Una ola de corrupción está sacudiendo a algunos países latinoamericanos que estuvieron o están todavía bajo un régimen de gobierno populista, y que perdieron el poder por la voluntad soberana del pueblo, y los que quedan seguirán ese camino. Primero fue el gobierno argentino de los Kirchner y ahora es el de Brasil, en el que la presidente Dilma Rousseff ha sido suspendida de sus funciones por decisión de las dos Cámaras en el parlamento federal, acusada de actos de corrupción política.
La presidenta suspendida y los “corifeos” populistas que pululan en rededor de los pocos regímenes que quedan en esta corriente, han desatado una campaña de defensa de la presidenta del Brasil, con el argumento de que se estaría produciendo un “golpe a la democracia”, cuando en verdad se ha seguido las normas establecidas legalmente para el tratamiento de los casos que a criterio de los parlamentarios, como representantes del pueblo, impulsan un proceso de juzgamiento de los gobernantes que por actos de corrupción, lo merezcan o por lo menos estén en situación de imputación.
No cabe duda que el “impeachment” es un proceso eminentemente político, pues tiene que ver con la administración del poder político, y en consecuencia sus efectos, en caso de ser positivo el proceso, son la pérdida definitiva o la suspensión del ejercicio del poder político y su reemplazo por la autoridad siguiente en jerarquía.
En el caso brasileño, la opinión pública mayoritaria, como se la entiende, pues no puede haber opinión pública unánime, está por la defenestración del mandato de la presidente, pues millones de ciudadanos se han expresado en las calles con el grito de “fora Dilma”, y los medios de comunicación social, portavoces de la opinión pública, por su carácter de independencia del poder político, han investigado e informado al pueblo sobre los casos de corrupción en los que aparecen involucrados personeros de gobierno y dirigentes del partido en función de gobierno hace más de una década.

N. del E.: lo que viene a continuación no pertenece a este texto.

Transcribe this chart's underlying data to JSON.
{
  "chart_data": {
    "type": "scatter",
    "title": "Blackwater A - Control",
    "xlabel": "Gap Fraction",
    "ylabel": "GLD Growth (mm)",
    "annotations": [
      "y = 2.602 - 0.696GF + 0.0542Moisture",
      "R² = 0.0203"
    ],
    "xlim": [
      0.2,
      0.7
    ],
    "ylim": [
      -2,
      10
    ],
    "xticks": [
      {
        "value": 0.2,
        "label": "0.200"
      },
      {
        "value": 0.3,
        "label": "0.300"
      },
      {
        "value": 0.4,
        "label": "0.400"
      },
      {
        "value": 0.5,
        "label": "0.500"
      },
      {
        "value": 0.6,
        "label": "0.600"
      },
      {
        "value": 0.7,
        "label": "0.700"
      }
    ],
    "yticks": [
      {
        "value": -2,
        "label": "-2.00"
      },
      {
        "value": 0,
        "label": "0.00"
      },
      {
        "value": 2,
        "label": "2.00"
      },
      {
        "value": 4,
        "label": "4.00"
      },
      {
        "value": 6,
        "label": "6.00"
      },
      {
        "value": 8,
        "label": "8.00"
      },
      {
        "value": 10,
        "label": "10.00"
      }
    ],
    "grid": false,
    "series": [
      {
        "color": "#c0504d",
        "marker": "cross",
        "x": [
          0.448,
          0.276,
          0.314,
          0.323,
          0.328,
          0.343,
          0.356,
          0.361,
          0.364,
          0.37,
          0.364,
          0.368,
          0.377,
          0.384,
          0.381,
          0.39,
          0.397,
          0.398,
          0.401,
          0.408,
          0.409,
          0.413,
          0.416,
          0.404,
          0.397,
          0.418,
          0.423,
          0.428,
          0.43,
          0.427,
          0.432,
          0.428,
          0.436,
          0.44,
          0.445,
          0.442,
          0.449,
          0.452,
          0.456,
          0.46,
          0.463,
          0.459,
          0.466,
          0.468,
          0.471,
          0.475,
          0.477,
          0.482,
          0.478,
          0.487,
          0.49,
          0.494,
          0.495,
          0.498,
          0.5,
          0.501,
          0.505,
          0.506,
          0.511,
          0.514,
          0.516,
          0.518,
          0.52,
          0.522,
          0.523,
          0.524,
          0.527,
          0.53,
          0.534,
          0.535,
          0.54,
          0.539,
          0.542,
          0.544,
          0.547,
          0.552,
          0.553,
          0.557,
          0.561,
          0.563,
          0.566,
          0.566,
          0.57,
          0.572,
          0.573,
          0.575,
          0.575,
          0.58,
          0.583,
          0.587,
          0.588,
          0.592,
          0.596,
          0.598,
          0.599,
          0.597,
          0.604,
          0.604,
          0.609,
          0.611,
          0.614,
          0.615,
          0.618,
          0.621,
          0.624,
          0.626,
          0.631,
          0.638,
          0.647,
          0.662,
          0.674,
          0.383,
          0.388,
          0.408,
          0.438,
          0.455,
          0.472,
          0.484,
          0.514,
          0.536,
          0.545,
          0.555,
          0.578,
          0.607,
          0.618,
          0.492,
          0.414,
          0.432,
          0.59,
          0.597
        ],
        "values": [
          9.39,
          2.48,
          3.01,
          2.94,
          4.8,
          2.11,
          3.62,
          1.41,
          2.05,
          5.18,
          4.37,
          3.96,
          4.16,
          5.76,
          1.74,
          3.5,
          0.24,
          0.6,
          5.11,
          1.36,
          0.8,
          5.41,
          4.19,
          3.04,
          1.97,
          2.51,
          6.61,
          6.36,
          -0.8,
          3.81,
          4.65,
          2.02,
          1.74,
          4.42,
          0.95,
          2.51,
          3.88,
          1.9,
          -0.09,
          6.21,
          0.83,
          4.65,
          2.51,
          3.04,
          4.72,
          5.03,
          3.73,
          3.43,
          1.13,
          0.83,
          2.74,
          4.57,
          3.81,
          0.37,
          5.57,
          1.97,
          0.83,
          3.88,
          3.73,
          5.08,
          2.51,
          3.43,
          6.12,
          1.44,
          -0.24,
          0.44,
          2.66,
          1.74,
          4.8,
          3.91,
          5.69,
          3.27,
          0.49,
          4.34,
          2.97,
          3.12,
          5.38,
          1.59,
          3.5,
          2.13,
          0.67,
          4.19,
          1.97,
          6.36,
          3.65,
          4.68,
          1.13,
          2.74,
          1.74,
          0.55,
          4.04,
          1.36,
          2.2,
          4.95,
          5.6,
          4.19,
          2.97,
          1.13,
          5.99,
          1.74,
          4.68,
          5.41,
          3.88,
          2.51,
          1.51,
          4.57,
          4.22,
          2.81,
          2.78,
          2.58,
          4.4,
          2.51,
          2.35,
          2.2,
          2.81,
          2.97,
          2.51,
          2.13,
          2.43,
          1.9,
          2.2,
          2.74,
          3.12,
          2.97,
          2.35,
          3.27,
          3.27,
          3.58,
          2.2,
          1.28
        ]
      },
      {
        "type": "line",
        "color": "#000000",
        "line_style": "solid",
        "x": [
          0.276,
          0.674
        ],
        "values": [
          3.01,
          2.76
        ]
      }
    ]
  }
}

Lo que sucede es que al amparo del poder político, los regímenes populistas de izquierda que emergieron en esta parte de América al influjo de “foro de San Pablo” hace más de una década, con el discurso anti imperialista, los petrodólares del “chavismo” y siempre en nombre de los pobres, resultaron instaurando regímenes autoritarios, hegemónicos y caudillistas que tienen como finalidad el poder y su permanencia en el mismo por tiempo indefinido.
El panorama internacional de los buenos precios de materias primas en el mundo, por el elevado crecimiento de algunos países de Asia, y que en algunos casos, como el nuestro, en él que fue inédito, determinó que ingresen recursos frescos “como nunca antes”, y en consecuencia los gobernantes populistas tuvieron a su disposición millonarios recursos, que lamentablemente fueron mal administrados y determinaron situaciones como la de Venezuela, que está al borde del colapso institucional y social.
El deterioro y desgaste de los regímenes populistas del ALBA, además de la deficiente administración de sus recursos, ha sido acelerado por los elevados índices de “corrupción” política en las altas esferas del poder político. Cientos de millones de dólares son las cifras que se ha manejado discrecionalmente, por los gobernantes y sus círculos de poder, mientras los pobres en cuyo nombre se instalaron en el poder, siguen siendo pobres y en algún caso, más pobres que antes, lo que nos demuestra la impostura de estos regímenes.
La corrupción, como lo dijimos en alguna nota anterior, no sólo es apropiarse de recursos públicos o enriquecerse con negocios del Estado, sino incumplir las leyes y normas que hacen al estado de derecho, entendido como aquel en el que gobernantes y gobernados están sometidos a la ley y su estricto cumplimiento, y donde la institucionalidad del Estado es tal, que resulta difícil atropellar la ley por muy poderoso que sea el que pretenda esta conducta.
La institución más sólida en la sociedad organizada y que se desenvuelve bajo el estado de derecho, es la justicia, pues ésta además de cumplir su rol fundamental de administrar justicia en los casos de las controversias entre particulares o entre éstos y el Estado, debe defender los derechos de los ciudadanos ante las agresiones del poder político, es decir frenar los excesos del poder, pues los que tienen poder, siempre tienden a hacer uso y abuso del mismo.
Entre esos excesos del poder político, está la corrupción, en especial cuando las instituciones han sido puestas a su servicio, y se carece de mecanismo de control fiscal y presencia de los organismos encargados de velar por el cumplimiento de la ley, de tal suerte que la corrupción resulta el más eficaz golpe contra la democracia.